Wheeler Leaders Are Panelists for Community Forum on Women and Addiction
The New Britain Museum of American Art set the stage for a community forum entitled “Working Women: The New Face of Addiction,” which explored the unique challenges facing women who use and misuse opioids, and strategies to prevent, identify and treat their addiction. The event was presented by the Connecticut Health Investigative Team (C-HIT) and sponsored by Wheeler. Nearly 160 people attended.
Watch the event on C-HIT’s Facebook page.
Wheeler’s Judith Stonger, MA, CPS, CARC, vice president of Prevention, Wellness and Recovery, Wheeler Clinic/Connecticut Clearinghouse, and Jessica N. Smith, LMFT, senior director, Wheeler Adult Outpatient Services, were among the panelists, along with Patricia Rehmer, senior vice president at Hartford HealthCare and president of the Behavioral Health Network, and Annette Diaz, certified recovery support specialist, peer coordinator, for Community Health Resources, who also is in recovery. Angi Carter, senior web producer, metrics specialist, New Haven Register and producer, Citizens Television, moderated the discussion.
The panelists discussed various facets of women and addiction, including reasons for the high rate of use and overdose among women, physician prescribing practices and barriers to care, as well as how individuals can access and pay for their care and connect with peer and other forms of support.
Judith discussed some of the reasons that women become addicted to opioids, including their tendency to seek treatment for physical pain as well as a low perception of harm in taking opioids prescribed by doctors. “In general, women have higher rates of anxiety and depression and are more likely to seek treatment,” she said, adding that there is a need for teaching safe prescribing practices and the promotion of alternatives for women seeking pain relief, including acupuncture and other stress-reduction strategies.
Throughout the discussion, Jessica emphasized the need to treat the “whole woman” with addiction, which includes knowing the status of her physical health, understanding her history, culture and most importantly, her connection with trauma. “We know that between 55 and 99 percent of women with substance abuse issues have had trauma in her lives,” she said.

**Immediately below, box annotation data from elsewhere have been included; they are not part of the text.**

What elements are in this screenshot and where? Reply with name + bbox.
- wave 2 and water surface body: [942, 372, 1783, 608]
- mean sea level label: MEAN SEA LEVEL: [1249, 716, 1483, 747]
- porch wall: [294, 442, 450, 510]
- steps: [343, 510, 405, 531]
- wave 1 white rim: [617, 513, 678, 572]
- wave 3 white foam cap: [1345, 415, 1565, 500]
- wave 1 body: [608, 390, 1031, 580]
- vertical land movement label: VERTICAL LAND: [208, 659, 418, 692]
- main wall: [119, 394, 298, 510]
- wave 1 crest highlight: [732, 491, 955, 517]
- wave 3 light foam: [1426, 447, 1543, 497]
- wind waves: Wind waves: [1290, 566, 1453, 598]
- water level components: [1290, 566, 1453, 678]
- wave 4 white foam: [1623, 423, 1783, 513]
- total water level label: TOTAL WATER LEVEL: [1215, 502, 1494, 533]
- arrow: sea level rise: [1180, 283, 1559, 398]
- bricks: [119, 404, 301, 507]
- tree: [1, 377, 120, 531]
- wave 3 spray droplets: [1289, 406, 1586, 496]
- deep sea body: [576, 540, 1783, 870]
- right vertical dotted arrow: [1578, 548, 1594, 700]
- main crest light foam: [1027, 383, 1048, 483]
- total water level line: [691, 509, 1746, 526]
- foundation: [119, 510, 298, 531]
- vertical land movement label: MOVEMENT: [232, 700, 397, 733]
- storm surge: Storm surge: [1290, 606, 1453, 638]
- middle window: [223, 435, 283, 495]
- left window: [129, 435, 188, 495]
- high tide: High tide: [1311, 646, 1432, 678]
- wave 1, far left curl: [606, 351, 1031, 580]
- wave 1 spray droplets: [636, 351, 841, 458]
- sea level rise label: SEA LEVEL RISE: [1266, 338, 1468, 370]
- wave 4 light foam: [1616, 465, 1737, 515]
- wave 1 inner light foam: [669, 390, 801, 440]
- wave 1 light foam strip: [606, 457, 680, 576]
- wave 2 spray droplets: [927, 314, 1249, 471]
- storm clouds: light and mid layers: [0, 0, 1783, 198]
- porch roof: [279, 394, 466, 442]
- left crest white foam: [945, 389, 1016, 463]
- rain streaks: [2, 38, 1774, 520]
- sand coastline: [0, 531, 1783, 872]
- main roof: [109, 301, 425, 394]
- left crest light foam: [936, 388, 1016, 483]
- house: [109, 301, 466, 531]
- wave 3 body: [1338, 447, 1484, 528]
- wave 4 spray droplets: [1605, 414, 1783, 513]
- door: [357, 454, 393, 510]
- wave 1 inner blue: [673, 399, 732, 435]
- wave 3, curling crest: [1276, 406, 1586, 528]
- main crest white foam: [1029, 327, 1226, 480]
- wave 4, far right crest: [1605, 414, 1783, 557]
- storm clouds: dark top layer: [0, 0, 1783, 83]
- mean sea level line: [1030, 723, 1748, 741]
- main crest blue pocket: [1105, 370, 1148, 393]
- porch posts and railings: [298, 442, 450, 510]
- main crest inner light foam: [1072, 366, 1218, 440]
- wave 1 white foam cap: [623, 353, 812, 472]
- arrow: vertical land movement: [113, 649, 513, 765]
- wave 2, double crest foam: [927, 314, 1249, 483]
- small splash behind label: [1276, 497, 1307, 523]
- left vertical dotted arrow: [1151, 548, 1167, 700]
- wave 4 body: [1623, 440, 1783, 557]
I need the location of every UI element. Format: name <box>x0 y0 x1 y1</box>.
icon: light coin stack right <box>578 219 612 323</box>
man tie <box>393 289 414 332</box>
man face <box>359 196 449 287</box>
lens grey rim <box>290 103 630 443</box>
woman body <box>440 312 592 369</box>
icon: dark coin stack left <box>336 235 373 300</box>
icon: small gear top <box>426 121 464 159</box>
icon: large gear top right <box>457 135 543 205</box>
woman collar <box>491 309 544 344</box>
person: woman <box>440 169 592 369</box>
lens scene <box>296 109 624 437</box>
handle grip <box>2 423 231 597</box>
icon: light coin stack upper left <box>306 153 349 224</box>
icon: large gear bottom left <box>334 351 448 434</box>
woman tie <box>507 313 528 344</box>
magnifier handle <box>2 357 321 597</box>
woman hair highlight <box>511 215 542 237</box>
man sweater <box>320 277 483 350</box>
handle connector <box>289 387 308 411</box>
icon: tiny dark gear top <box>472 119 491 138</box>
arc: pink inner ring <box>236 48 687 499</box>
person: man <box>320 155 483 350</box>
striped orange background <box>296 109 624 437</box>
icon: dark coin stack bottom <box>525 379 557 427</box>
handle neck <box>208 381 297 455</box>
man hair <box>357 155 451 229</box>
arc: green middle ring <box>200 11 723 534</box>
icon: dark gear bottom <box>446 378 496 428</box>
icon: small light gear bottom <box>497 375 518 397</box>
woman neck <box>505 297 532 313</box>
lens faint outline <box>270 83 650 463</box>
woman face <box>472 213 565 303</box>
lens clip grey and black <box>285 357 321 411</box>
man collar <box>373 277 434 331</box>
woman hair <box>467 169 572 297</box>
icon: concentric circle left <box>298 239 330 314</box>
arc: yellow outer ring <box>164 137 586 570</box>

Annette spoke of her own experiences in recovery and how this shaped her role as a peer recovery specialist. She also highlighted the importance of understanding the unique needs of each person. “When people walk in [for help], I ask every possible question to learn as much as I can about each individual,” she said. “People in recovery are well-suited to help other people in recovery.”
Patricia underscored the need for continued support throughout treatment and recovery. “There is always a risk that people who go into recovery will come out and use again,” she said, which sets the stage for accidental overdose. “Ongoing treatment and support for individuals are critical.”
All panelists agreed and stated throughout the discussion that despite the challenges of addiction, hope and recovery are always possible.